As spring arrives and progresses, Kashmir, which has more than half of its land area covered with trees and forests, witnesses a sharp increase in allergies. Doctors and experts from other fields caution against ‘myths’ and list out steps that could help reduce the afflictions.
With the fluff from poplar trees floating around in most parts of Kashmir, and with a simultaneous increase in the number of people complaining of allergies and exacerbation of Asthma, KIF delved into the possible causes and redress.
Result of 17,000 Allergy Tests
Department of Immunology at Sher-e-Kashmir Institute of Medical Sciences (SKIMS), Soura, is the only institute that carries out allergy tests in patients.
Head of Department of Immunology at SKIMS, Soura, Prof Zaffar Amin Shah told KIF that a scientific approach to public health concerns was the need of the hour.
He warned against ‘myths and unscientific rhetoric’ and said that allergies in Kashmir in the season between April and June were wrongly attributed to poplar trees. “Some years ago, we had a scientific panel to investigate the issue of poplar fluff and their potential to cause harm to human health. An expert team from various fields came to the conclusion that the fluff does not contain pollen and may not cause allergy. In fact, female trees produce it. As we know, pollen is produced by male trees, and is mostly invisible to the naked eye,” he said.
Talking to KIF, Professor at the Department of Immunology, SKIMS, Soura, Dr Roohi Rasool said that over the past decade, the department carried out more than 17,000 allergy tests. “Our data is quite clear. The major allergen in Kashmir is house dust mite which accounts for 90 percent of allergies,” she said.
Dr Rasool said that in the current season, like every year, various pollens together cause allergies among people. “In a vast majority, that is over 70 percent of the population, pollen from grass causes allergies. This is followed by pollen from pine species trees and Chinar trees,” she said.
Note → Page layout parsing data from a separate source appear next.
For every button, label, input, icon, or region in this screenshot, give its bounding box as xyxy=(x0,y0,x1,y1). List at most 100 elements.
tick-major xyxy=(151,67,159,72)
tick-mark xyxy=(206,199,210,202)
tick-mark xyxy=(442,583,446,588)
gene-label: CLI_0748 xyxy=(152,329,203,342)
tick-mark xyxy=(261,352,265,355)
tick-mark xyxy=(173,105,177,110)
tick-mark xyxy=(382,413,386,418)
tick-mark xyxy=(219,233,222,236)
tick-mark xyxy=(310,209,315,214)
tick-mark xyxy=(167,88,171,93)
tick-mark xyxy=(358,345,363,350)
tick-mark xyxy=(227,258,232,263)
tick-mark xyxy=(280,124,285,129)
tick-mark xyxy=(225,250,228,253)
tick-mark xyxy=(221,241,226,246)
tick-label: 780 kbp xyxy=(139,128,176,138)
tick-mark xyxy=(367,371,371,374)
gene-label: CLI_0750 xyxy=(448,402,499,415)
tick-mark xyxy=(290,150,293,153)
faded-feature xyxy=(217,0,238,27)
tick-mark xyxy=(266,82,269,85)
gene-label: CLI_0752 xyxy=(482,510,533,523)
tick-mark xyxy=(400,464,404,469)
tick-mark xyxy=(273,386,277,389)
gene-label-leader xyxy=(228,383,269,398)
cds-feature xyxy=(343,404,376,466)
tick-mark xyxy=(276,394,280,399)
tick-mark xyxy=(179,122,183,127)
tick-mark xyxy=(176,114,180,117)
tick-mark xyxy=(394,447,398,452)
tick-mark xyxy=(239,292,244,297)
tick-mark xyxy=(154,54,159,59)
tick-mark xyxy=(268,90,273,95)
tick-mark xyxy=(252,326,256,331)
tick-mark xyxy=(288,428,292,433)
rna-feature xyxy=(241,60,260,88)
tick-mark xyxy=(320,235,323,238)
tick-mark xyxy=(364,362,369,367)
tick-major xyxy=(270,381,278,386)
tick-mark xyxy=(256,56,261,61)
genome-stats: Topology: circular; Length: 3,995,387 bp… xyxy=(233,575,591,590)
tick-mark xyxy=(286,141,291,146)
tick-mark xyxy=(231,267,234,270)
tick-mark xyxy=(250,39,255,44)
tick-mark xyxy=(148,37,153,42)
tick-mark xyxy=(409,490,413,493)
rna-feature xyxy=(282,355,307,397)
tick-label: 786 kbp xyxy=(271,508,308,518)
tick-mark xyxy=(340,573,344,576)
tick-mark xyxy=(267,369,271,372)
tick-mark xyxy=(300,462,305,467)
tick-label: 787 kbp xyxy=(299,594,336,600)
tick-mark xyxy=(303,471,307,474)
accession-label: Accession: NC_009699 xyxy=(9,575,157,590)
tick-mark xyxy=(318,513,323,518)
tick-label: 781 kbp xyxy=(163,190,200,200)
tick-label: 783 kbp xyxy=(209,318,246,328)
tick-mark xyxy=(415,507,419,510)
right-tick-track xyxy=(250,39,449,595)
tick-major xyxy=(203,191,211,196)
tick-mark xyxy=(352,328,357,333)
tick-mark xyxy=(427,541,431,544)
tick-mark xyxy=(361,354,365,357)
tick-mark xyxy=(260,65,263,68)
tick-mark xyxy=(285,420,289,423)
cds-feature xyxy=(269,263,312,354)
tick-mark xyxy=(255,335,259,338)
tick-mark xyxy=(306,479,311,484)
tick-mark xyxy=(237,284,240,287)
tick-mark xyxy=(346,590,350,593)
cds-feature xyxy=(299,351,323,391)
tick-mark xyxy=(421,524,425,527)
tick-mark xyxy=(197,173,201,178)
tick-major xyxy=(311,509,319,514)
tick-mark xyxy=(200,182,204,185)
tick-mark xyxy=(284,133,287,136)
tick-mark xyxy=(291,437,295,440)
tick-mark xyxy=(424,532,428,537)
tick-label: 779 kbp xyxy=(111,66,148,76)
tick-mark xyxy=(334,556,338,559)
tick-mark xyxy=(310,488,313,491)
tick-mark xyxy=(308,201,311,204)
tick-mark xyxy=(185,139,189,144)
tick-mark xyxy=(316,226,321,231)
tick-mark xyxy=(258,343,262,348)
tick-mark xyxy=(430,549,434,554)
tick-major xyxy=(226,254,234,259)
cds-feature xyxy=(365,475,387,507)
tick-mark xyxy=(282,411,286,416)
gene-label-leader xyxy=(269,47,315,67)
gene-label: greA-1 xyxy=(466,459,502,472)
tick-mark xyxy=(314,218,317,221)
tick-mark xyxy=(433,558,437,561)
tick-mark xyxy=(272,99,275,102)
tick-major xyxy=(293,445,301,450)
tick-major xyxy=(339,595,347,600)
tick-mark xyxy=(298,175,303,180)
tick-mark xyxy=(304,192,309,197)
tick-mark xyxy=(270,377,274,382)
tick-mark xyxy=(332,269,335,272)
Dr Rasool said that pollen from male poplar trees, not the cotton fluff from female trees, causes allergy in nearly 10 percent of people.
Avoidance and Management
Since pollen is airborne and is present in the environment at all times, it is difficult to avoid it. Yet, doctors feel, masks could reduce exposure and resulting effects.
Speaking about the poplar fluff, Head of the Department of Pulmonology at GMC, Srinagar, Dr Naveed Nazir Shah said that the public outcry was “misleading”. “They (cotton from poplars) are too big to enter alveoli and cause allergies,” he said. Alveoli are the minute air sacs in lungs where the exchange of gases, carbon dioxide and oxygen takes place.
Dr Shah blamed the dust and the ‘season of bloom’ for the rise in complaints of respiratory issues. “Every plant and tree is in bloom in this season. Just because we cannot see these particles does not mean they do not exist,” he said.
Dr Shah said that people needed to identify the allergen and talk to their doctor if their symptoms were too severe. “There are medications that can help one to avoid an allergy getting worse,” he said. Dr Shah said people with asthma could get allergy immunology profiles. “Allergies can get very severe at times. It is important to talk to a professional rather than resort to self medication,” he said.
Talking to KIF, Professor at the Pulmonology department of GMC Srinagar, Dr Khurshid Ahmed Dar said that rhinitis and asthma were linked to a number of causes. “In winters we have cold induced respiratory symptoms. In spring and summer, as the moisture in soil reduces, we have dust related complaints. In autumn, the harvest season contributes to allergy exacerbation,” he said. “Many people confuse viral flus with allergies and vice-versa. Every spring, viral flu from various strains are also on the rise, so we really don’t know much about what exactly is causing the surge in complaints.”
Dr Dar said people should avoid dust, clean their rooms and beddings regularly, and avoid smoke of all kinds including smoke from cooking. “These are the major culprits,” he said.
A study carried out by Nisar A Wani of the Department of Botany, University of Kashmir, Zafar Amin Shah of the Department of Immunology, SKIMS, and Mahrukh Hameed of the Department of Biochemistry, SKIMS titled ‘A study of the prevalence of fungal, pollen and dust allergens by intradermal skin test in nasobronchial allergenic patients’ studied 257 patients with various allergy symptoms in Kashmir. It found that apart from fungus in the air, scotch grass, Kentucky bluegrass, garden sorrel, and mulberry were major allergens.
In addition, rice grain dust, wheat grain dust, and house dust were also contributing to allergy symptoms.